Rejection, any kind of criticism, gives me heart palpitations and I immediately turn into that toddler who is being scolded for spilling grape juice on the white carpet.
The perfectionist in me hates the idea that I am not perfect. Which, of course, I am not, but I would like to be perfect. Still, isn’t a perfectionist simply a procrastinator in disguise (another thought for another day)?
Criticism in all its benevolent/malevolent forms, brings me to my knees. I immediately want to disappear while tears threaten to gang up on the corners of my eyes.
I hate the impotence of imperfection and I have never learned how to gracefully embrace criticism, even when its intent is really for my good.
A few weeks ago, I unexpectedly had to present a new concept/curriculum to a group of professionals who work with children and youth. I knew the material, had even assisted in a previous workshop, but I had never presented the subject matter on my own.
I was not nervous about the presenting part.

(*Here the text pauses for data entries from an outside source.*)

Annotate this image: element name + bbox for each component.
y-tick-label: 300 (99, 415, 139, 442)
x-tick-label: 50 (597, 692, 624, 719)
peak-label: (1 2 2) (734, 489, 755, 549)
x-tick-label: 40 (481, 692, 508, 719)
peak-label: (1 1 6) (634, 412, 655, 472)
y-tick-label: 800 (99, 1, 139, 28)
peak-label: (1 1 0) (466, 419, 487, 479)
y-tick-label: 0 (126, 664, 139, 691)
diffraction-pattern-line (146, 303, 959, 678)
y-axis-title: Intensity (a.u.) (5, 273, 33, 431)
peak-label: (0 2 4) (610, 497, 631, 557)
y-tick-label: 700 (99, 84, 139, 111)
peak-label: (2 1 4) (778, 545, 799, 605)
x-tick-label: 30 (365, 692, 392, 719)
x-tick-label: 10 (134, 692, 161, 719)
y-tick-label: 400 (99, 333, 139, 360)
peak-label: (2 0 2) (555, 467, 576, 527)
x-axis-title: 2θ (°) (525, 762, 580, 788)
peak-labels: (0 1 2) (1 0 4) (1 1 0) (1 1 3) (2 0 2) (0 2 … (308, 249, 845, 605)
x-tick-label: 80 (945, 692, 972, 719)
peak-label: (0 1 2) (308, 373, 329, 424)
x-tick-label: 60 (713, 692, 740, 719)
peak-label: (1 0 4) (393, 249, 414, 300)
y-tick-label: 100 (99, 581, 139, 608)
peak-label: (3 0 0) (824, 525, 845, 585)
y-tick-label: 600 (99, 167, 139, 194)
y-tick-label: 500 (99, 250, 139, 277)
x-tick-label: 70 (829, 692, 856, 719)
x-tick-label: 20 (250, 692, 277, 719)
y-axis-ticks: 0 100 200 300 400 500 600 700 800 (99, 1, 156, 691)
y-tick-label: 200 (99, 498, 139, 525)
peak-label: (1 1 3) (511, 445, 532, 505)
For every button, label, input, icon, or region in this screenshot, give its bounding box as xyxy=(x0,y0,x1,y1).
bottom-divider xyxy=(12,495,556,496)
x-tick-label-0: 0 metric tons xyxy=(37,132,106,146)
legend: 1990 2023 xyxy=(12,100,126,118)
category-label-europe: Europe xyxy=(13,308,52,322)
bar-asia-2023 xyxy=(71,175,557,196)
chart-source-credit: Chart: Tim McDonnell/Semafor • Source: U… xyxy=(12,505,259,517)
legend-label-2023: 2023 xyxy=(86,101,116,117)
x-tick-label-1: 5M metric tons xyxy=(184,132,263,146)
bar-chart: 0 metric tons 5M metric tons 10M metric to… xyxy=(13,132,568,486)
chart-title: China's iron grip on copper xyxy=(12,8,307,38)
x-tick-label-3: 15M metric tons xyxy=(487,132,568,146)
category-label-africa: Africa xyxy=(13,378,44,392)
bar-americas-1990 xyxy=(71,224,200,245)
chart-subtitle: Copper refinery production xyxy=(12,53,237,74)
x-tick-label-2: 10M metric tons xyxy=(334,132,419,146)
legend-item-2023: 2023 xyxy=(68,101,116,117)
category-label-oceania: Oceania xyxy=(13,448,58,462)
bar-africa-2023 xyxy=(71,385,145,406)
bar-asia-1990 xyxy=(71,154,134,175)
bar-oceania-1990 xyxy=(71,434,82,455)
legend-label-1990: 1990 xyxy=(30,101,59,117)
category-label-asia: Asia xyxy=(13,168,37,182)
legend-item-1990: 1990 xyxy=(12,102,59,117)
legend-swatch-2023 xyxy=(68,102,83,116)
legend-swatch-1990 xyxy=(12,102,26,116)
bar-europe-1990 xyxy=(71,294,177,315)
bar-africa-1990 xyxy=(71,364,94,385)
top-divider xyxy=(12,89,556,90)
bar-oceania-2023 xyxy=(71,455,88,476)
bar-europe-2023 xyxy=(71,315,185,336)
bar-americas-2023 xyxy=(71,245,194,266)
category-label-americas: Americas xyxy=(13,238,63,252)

I am a good teacher/trainer, even if I do say so myself. I was worried about my familiarity with the presentation materials, especially the “Prezi,” which I did not put together (I am more a “PowerPoint” person). My mission, from my perspective, was simply to present the information provided, doing my best to inform and to equip the attendees.
My presentation was well received in spite of my trepidations about how well prepared I was to stand and deliver as the expert in the room. The group, for the most part, was open and responsive. I left the conference feeling fairly confident about all that had transpired.
But, I did not receive the evaluations that day
Sighhhh. . .
The evaluations arrived today (a big GULP goes here and I don’t mean that 7-11 drink).
Why is it that we automatically look for the naysayers rather than embrace the positive (reminds me of that old song, “accentuate the positive, eliminate the negative”). Except I know, especially in this forum, if I want the information I share to be even better, I will seriously have to consider and reflect on the negative feedback.
I DON’T WANT TO LOOK AT THE STUFF THOSE MEANIES WROTE.
I ONLY WANT TO READ THE GOOD STUFF!!!
But I must blink back my tears and lift up my head to ruminate over the constructive criticism (see, no longer negative feedback) in order to incorporate those “suggestions” into my next presentation.
I am learning, even at this late stage of the game, that failure really is the foundation upon which success is constructed (see what I did there from constructive criticism to construction).
I guess you can teach an old dog new tricks, or in my case, a mature woman new concepts.